A: There are a number of reasons to clip the tip, but before you do, make sure its warranted. You can be fooled by a flat and/or unstable F or E, thinking that you should clip the tip. There are two adjustments to check:

  • Depth of the bocal into the reed.
  • Whether to make a wire adjustment, especially if the reed is too free-blowing, to add resistance.

To see a complete list of reasons, see Ten Reasons to Clip the Tip.

Q: What if F collapses at fortissimo, but E is stable?

A: Adjust in the F zone to be sure that the tip scrape is symmetrical and also check for a dip behind the tip. Another thing to check is whether the tip closes in the center first when the blades are squeezed shut. See Figure 5C. Also check the F-G trill.

Q: My open F is quite flat. Should I ream or clip?

A: If the reed blade and vibrating length is longer than is standard for your best reed, then clip before considering reaming. But if the reed blade IS at the standard length and the tip has been scraped as outlined in Test 1, then reaming should be considered. Before reaming, also check the wire adjustments (rounding and tightening the wires).

Q: How do I prevent reaming too far into the tube before I make a mistake?

A: It’s very easy to accidentally ream too much away with sharp, spiral-tip reamers. To fix, make or purchase a stopping collar to place on the blade of your reamer. A simple stopping collar would be to add tape around the reamer to prevent it from going deeper. Another suggestion is to take a forming mandrel that has either a line on the mandrel or a stopping collar on the mandrel and check reaming against the mandrel’s depth into the tube. The lines on the mandrel become a depth measurement gauge.

Q: I reamed my reed too much and now it plays sharp. What can I do to fix it?

A: Add a wire either over the binding or over the cane behind the binding at the butt of the reed (if there’s room). The wire must be pulled quite tight if the wire is over the binding.

Q: When I slur down to A loudly, the note is unstable like it has a “bubble” in it. Is there a special adjustment to prevent this from happening?

A: There are two possible problems which makes this happen, the bassoon and/or the reed.
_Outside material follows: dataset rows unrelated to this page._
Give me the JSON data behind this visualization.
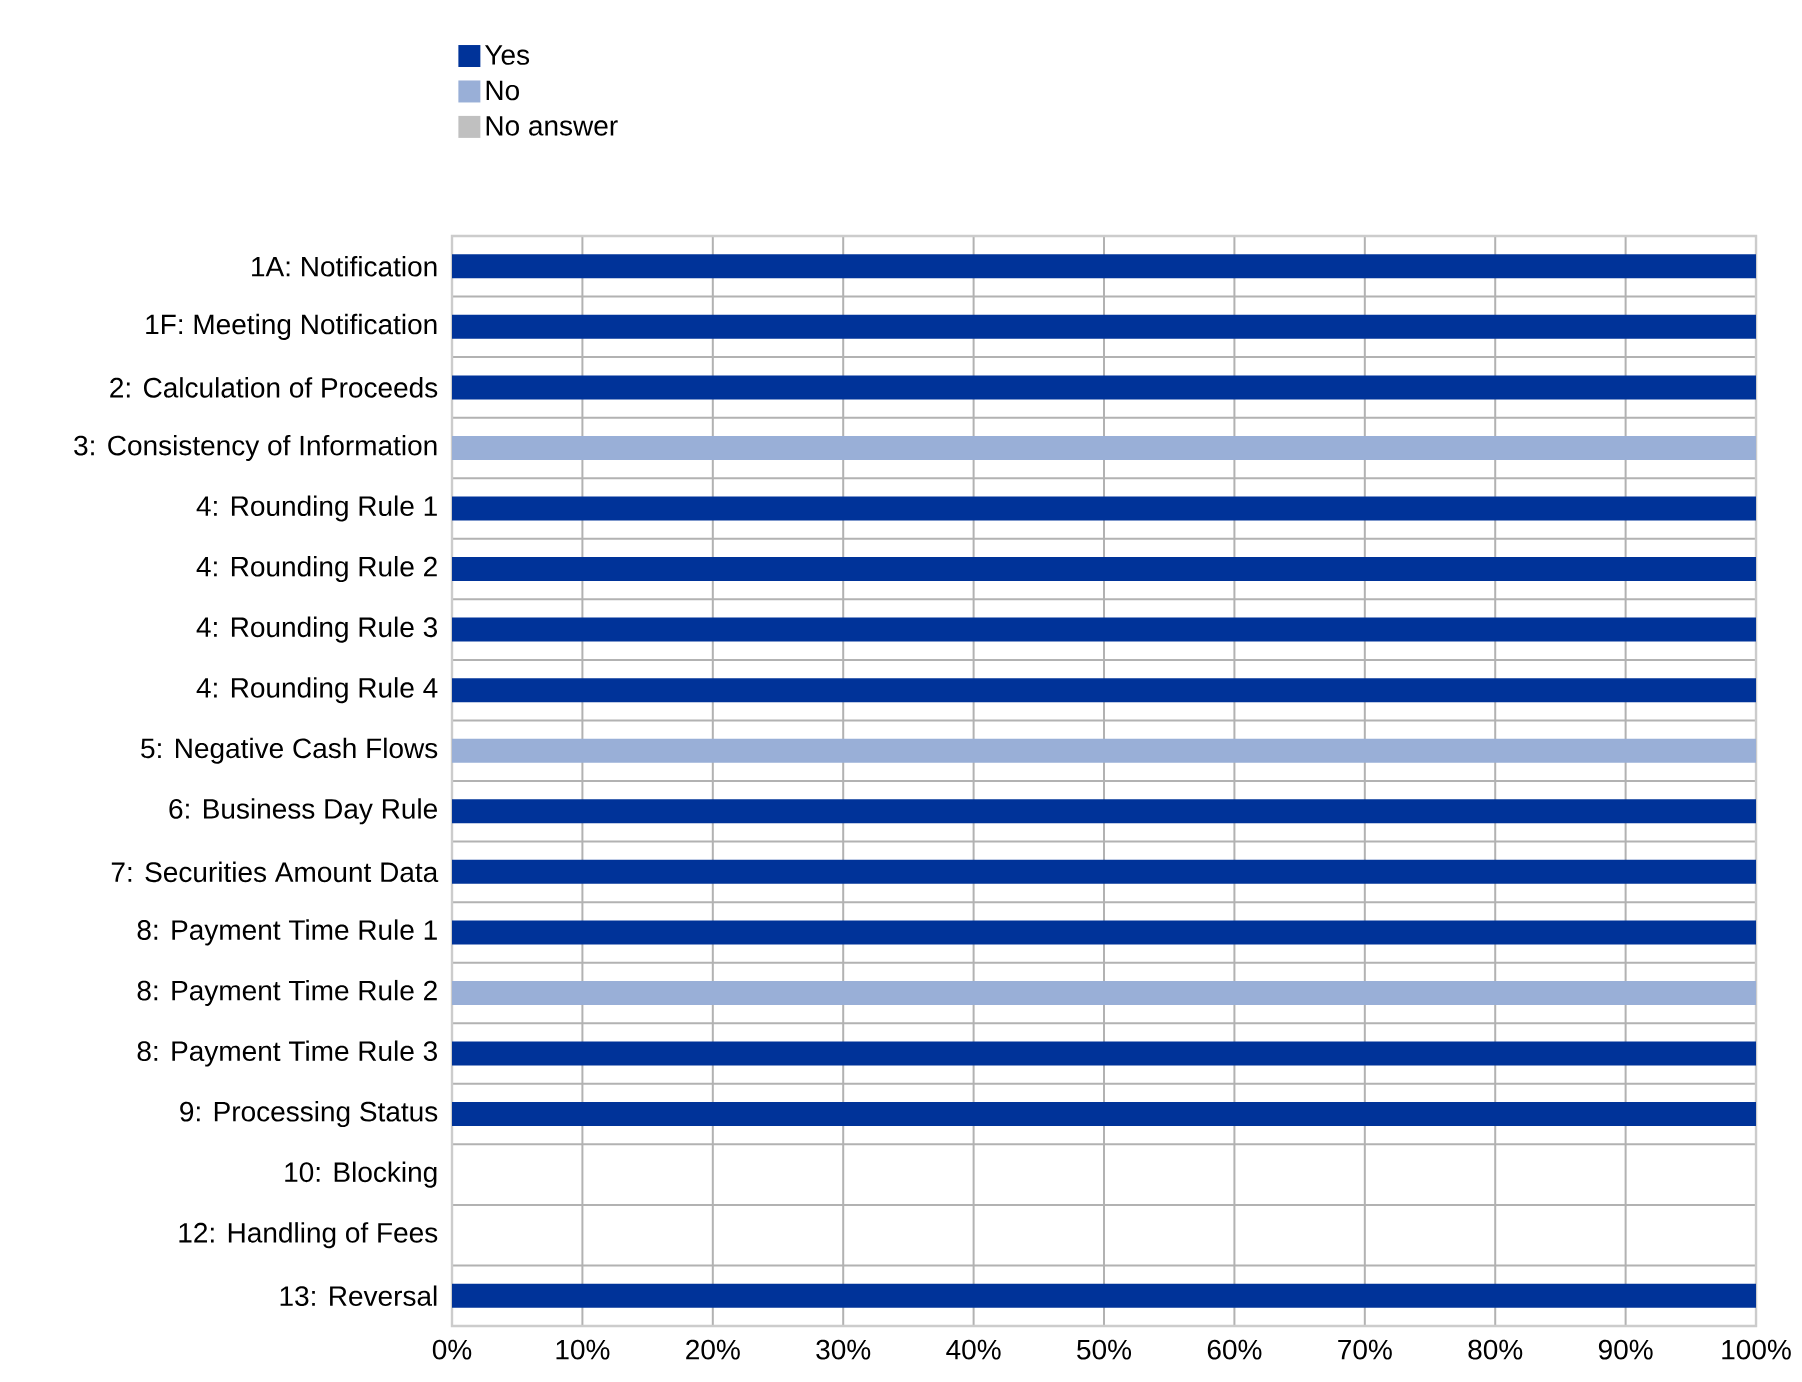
{
  "chart_data": {
    "type": "bar",
    "orientation": "horizontal",
    "stacked": true,
    "categories": [
      "1A: Notification",
      "1F: Meeting Notification",
      "2: Calculation of Proceeds",
      "3: Consistency of Information",
      "4: Rounding Rule 1",
      "4: Rounding Rule 2",
      "4: Rounding Rule 3",
      "4: Rounding Rule 4",
      "5: Negative Cash Flows",
      "6: Business Day Rule",
      "7: Securities Amount Data",
      "8: Payment Time Rule 1",
      "8: Payment Time Rule 2",
      "8: Payment Time Rule 3",
      "9: Processing Status",
      "10: Blocking",
      "12: Handling of Fees",
      "13: Reversal"
    ],
    "series": [
      {
        "name": "Yes",
        "color": "#003399",
        "values": [
          100,
          100,
          100,
          0,
          100,
          100,
          100,
          100,
          0,
          100,
          100,
          100,
          0,
          100,
          100,
          0,
          0,
          100
        ]
      },
      {
        "name": "No",
        "color": "#99afd7",
        "values": [
          0,
          0,
          0,
          100,
          0,
          0,
          0,
          0,
          100,
          0,
          0,
          0,
          100,
          0,
          0,
          0,
          0,
          0
        ]
      },
      {
        "name": "No answer",
        "color": "#c0c0c0",
        "values": [
          0,
          0,
          0,
          0,
          0,
          0,
          0,
          0,
          0,
          0,
          0,
          0,
          0,
          0,
          0,
          0,
          0,
          0
        ]
      }
    ],
    "xlim": [
      0,
      100
    ],
    "xticks": [
      {
        "value": 0,
        "label": "0%"
      },
      {
        "value": 10,
        "label": "10%"
      },
      {
        "value": 20,
        "label": "20%"
      },
      {
        "value": 30,
        "label": "30%"
      },
      {
        "value": 40,
        "label": "40%"
      },
      {
        "value": 50,
        "label": "50%"
      },
      {
        "value": 60,
        "label": "60%"
      },
      {
        "value": 70,
        "label": "70%"
      },
      {
        "value": 80,
        "label": "80%"
      },
      {
        "value": 90,
        "label": "90%"
      },
      {
        "value": 100,
        "label": "100%"
      }
    ],
    "grid": true,
    "legend": "top left"
  }
}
In some cases, the low Ab pad(s) leak or “blow out” when slurred into from a wide interval, but can also produce this effect from neighboring notes above. In terms of the reed, it is most often a problem of the balance of the blade. Check the channel tapers, tap tests, and thumbnail test. It is also important that the Ab/Bb trill works satisfactorily.

Q: Are there additional quick tests to check for responsiveness in the low register before I start scraping?

A: Try the “putt” test from Advanced Reed Design and Test Procedure: On a reed properly adjusted for low notes, you should be able to get the reed (alone) to produce a short, single low pitched “putt” sound when tongued in a light staccato fashion with the embouchure near the middle of the reed. Another good indication is whether you can produce a Sub G multiphonic: finger low Eb with a half hole right hand first finger.